Każdy postawiony sobie cel wymaga stworzenia nowego nawyku lub przełamania starego. Dobrym przykładem może tu być rzucenie palenia, które jest jednym z najpopularniejszych podejmowanych postanowień. Dla palaczy sięganie po papierosa jest czynnością odruchową. Automatyczne odruchy zwalniają nas z aktywnego myślenia i właśnie dlatego tak trudno nam zmienić przyzwyczajenia. Budowanie nowego nawyku jest czasochłonne i wymaga dużego nakładu energii, co nie oznacza, że jest niemożliwe. Wspomóc można się tu np. Trackerem nawyków, w którym codziennie zaznaczamy czy udało nam się zrealizować cel np. dzień bez papierosa, czy wypicie odpowiedniej ilości wody.
Skok na głęboką wodę
Inną sprawą może być to, że bierzemy na siebie za dużo. Przytłoczeni presją otoczenia rzucamy się na głęboką wodę i chcemy zmienić wszystko – pozbyć się zbędnych kilogramów, nauczyć nowego języka, zmienić pracę etc. Wydaje mi się, że to dla każdego może być przytłaczające, bo przecież w naszym codziennym życiu mamy różne obowiązki, które wymagają od nas czasu i uwagi. Sama jestem zwolennikiem małych kroczków i u mnie najlepiej sprawdza się to, by pracować nad jednym nowym nawykiem na raz, a kiedy ten jest już zakorzeniony zabieram się za kolejny.
Koncentracja na nawykach
Czasami może występować zniechęcenie i dzieje się to zazwyczaj wtedy, kiedy za bardzo skupiamy się na wynikach, a nie na budowaniu prawidłowego nawyku. Tu za przykład posłużyć może cel redukcji masy ciała.

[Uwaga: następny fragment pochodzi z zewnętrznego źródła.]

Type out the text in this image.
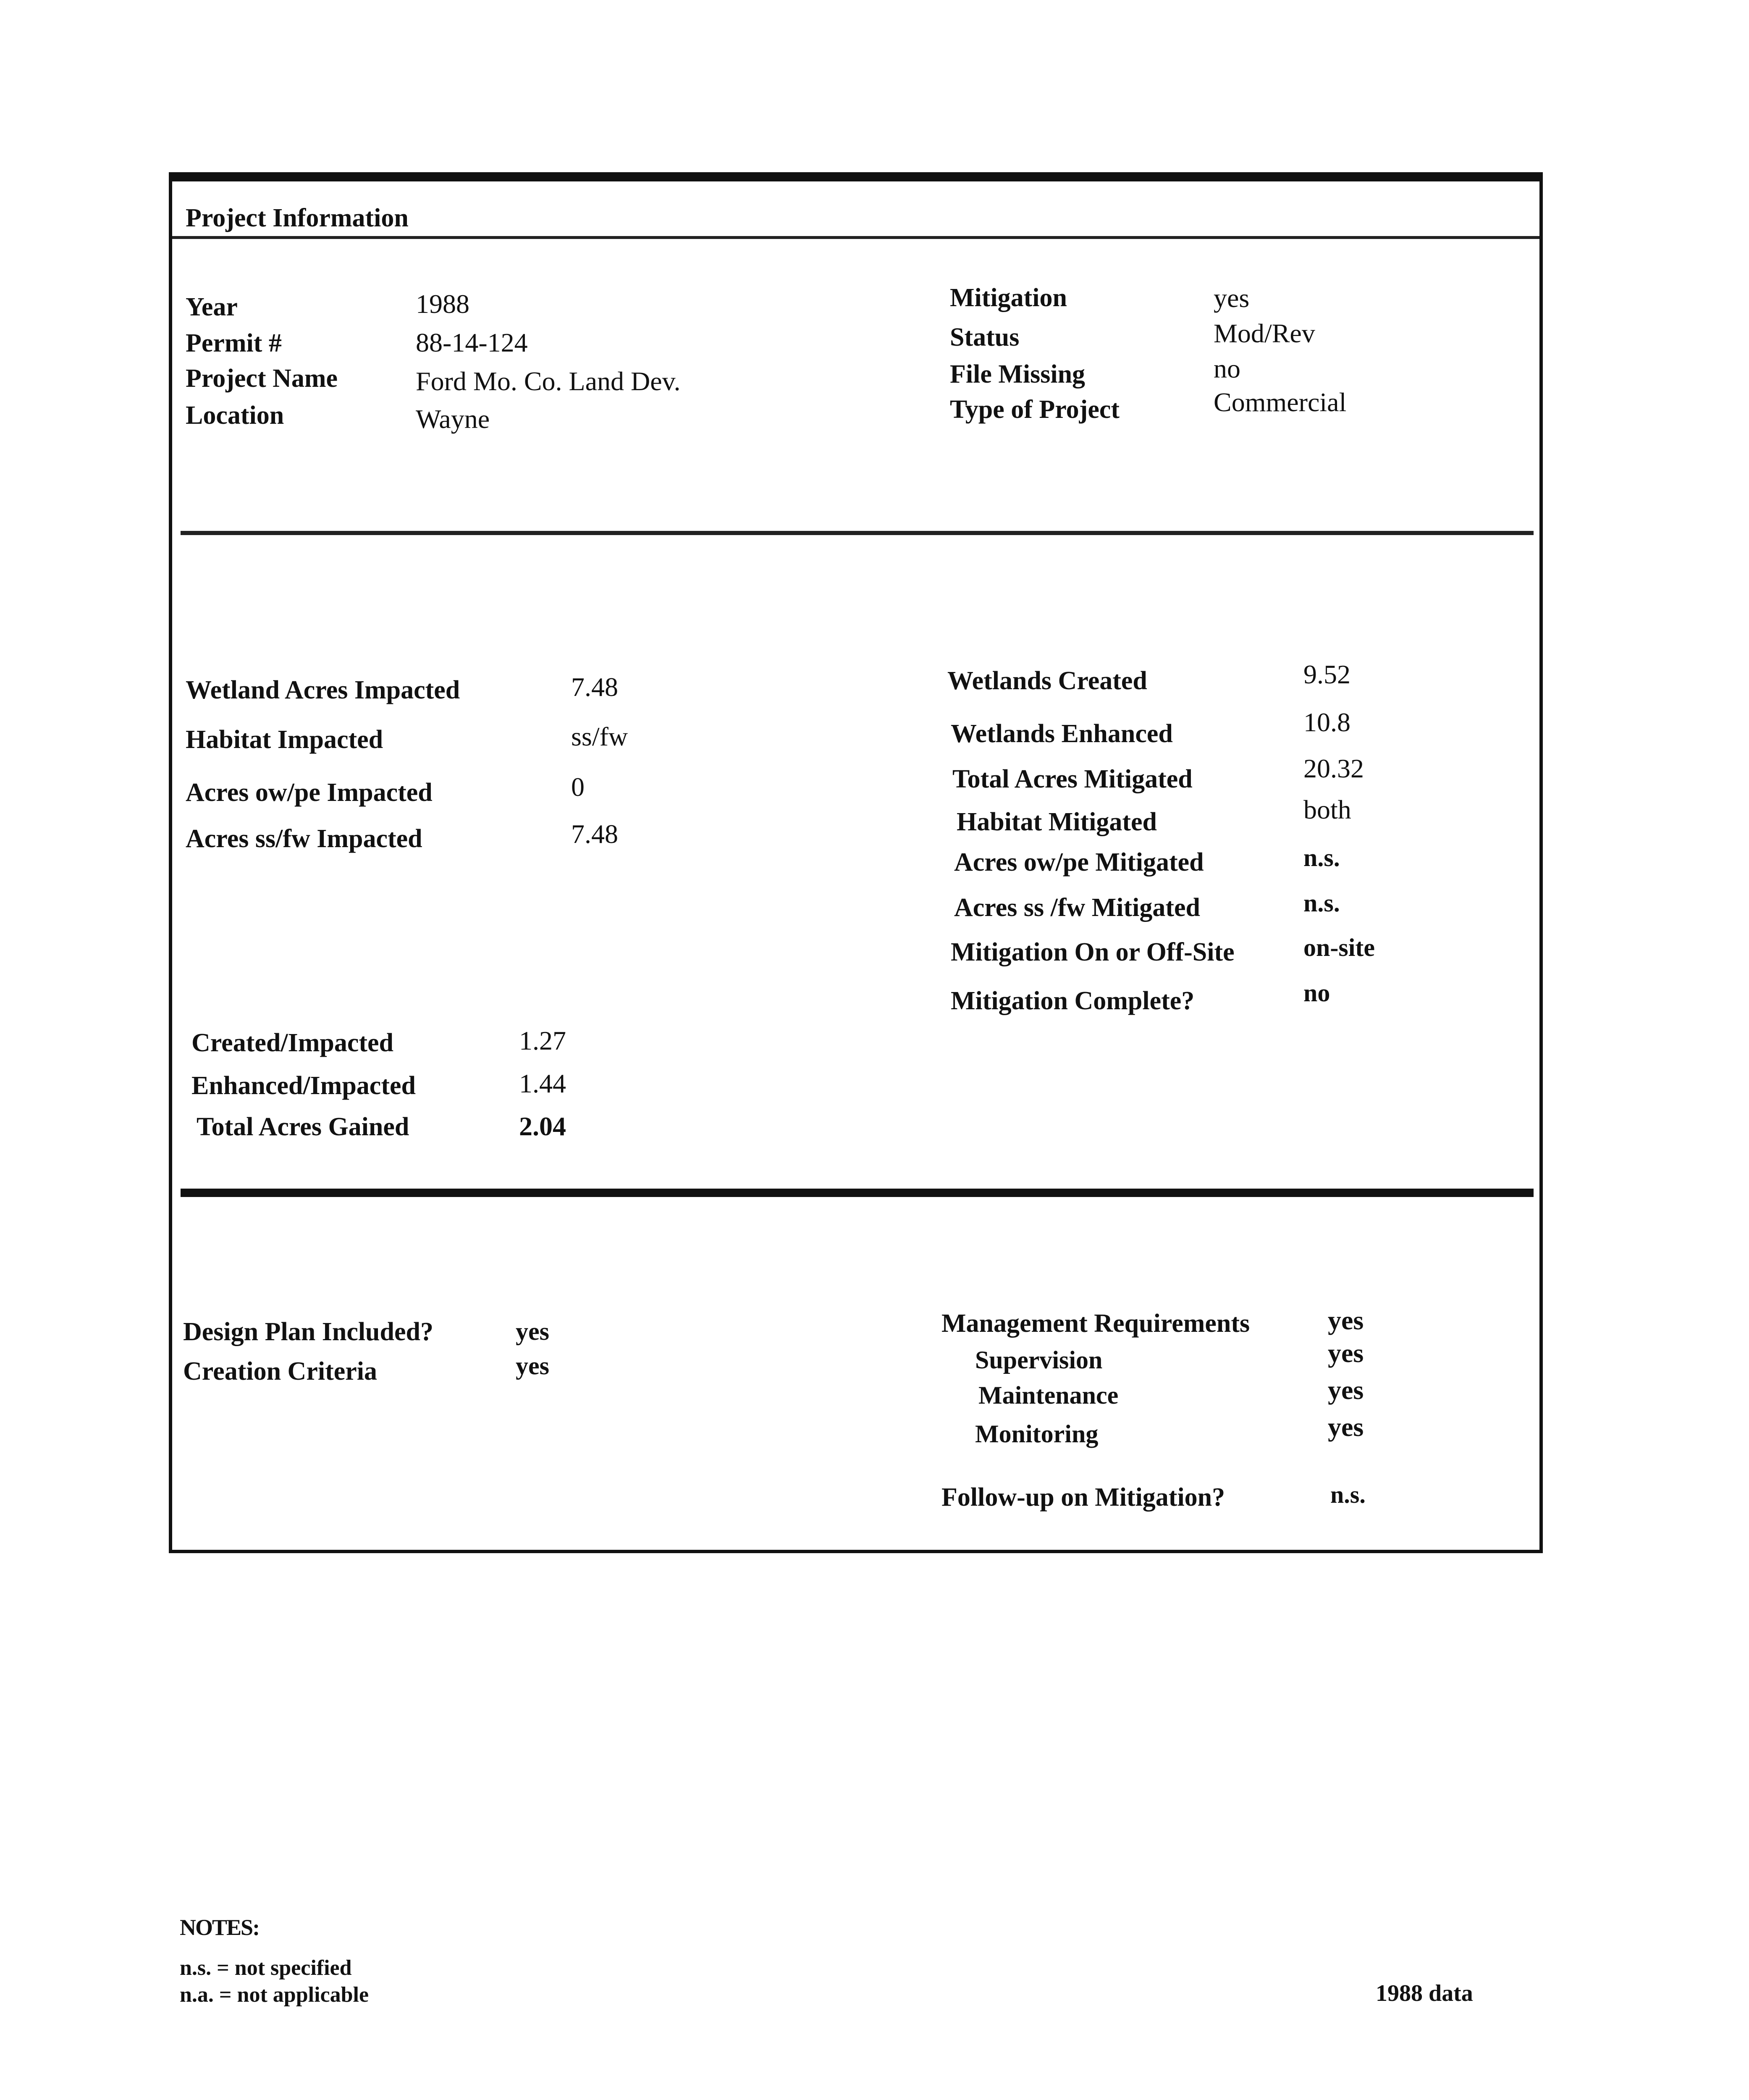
Project Information
Year	1988
Permit #	88-14-124
Project Name	Ford Mo. Co. Land Dev.
Location	Wayne
Mitigation	yes
Status	Mod/Rev
File Missing	no
Type of Project	Commercial
Wetland Acres Impacted	7.48
Habitat Impacted	ss/fw
Acres ow/pe Impacted	0
Acres ss/fw Impacted	7.48
Created/Impacted	1.27
Enhanced/Impacted	1.44
Total Acres Gained	2.04
Wetlands Created	9.52
Wetlands Enhanced	10.8
Total Acres Mitigated	20.32
Habitat Mitigated	both
Acres ow/pe Mitigated	n.s.
Acres ss /fw Mitigated	n.s.
Mitigation On or Off-Site	on-site
Mitigation Complete?	no
Design Plan Included?	yes
Creation Criteria	yes
Management Requirements	yes
Supervision	yes
Maintenance	yes
Monitoring	yes
Follow-up on Mitigation?	n.s.
NOTES:
n.s. = not specified
n.a. = not applicable	1988 data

Zakładamy, że chcemy zgubić kilka kilogramów do wakacji, zamiast skupić się na budowaniu właściwej relacji z jedzeniem i prawidłowych nawyków żywieniowych. Stosujemy diety cud i inne detoksy, które mają szybko pomóc nam schudnąć, ale już po zakończonym cyklu wskazówka na wadze wraca do wartości wyjściowej. Dlatego widząc to możemy się zniechęcić i dlatego w mojej pracy z Pacjentami podkreślam, jak ważne są zdrowe nawyki żywieniowe, a nie diety cud.
Postanowienia noworoczne, a ich sens
Czy planowanie postanowień noworocznych w ogóle ma sens? Jak to zwykle bywa odpowiem “to zależy”. Jeśli jesteś do tego pozytywnie nastawiona, wiesz, że masz odpowiednie zasoby to tak, jak najbardziej próbuj. Przypomnę tylko to, co napisałam na samym początku tego tekstu. Nowy Rok nie jest jedyną szansą, by rozpoczynać pracę nad postanowieniami, czy nawykami. Nie stanowi żadnej gwarancji, że coś się powiedzie lub nie. Może więc zamiast nazywać ich Noworocznymi, nazwijmy to po prostu pracą nad nawykami lub postanowieniami? Nie musi się to dziać w styczniu, ale zacząć możesz w każdym momencie roku, wtedy kiedy czujesz, że jesteś gotowa. Nie ważne kiedy zaczniesz, ale że zaczniesz w ogóle. I tak jest ze wszystkim, a nie tylko postanowieniami!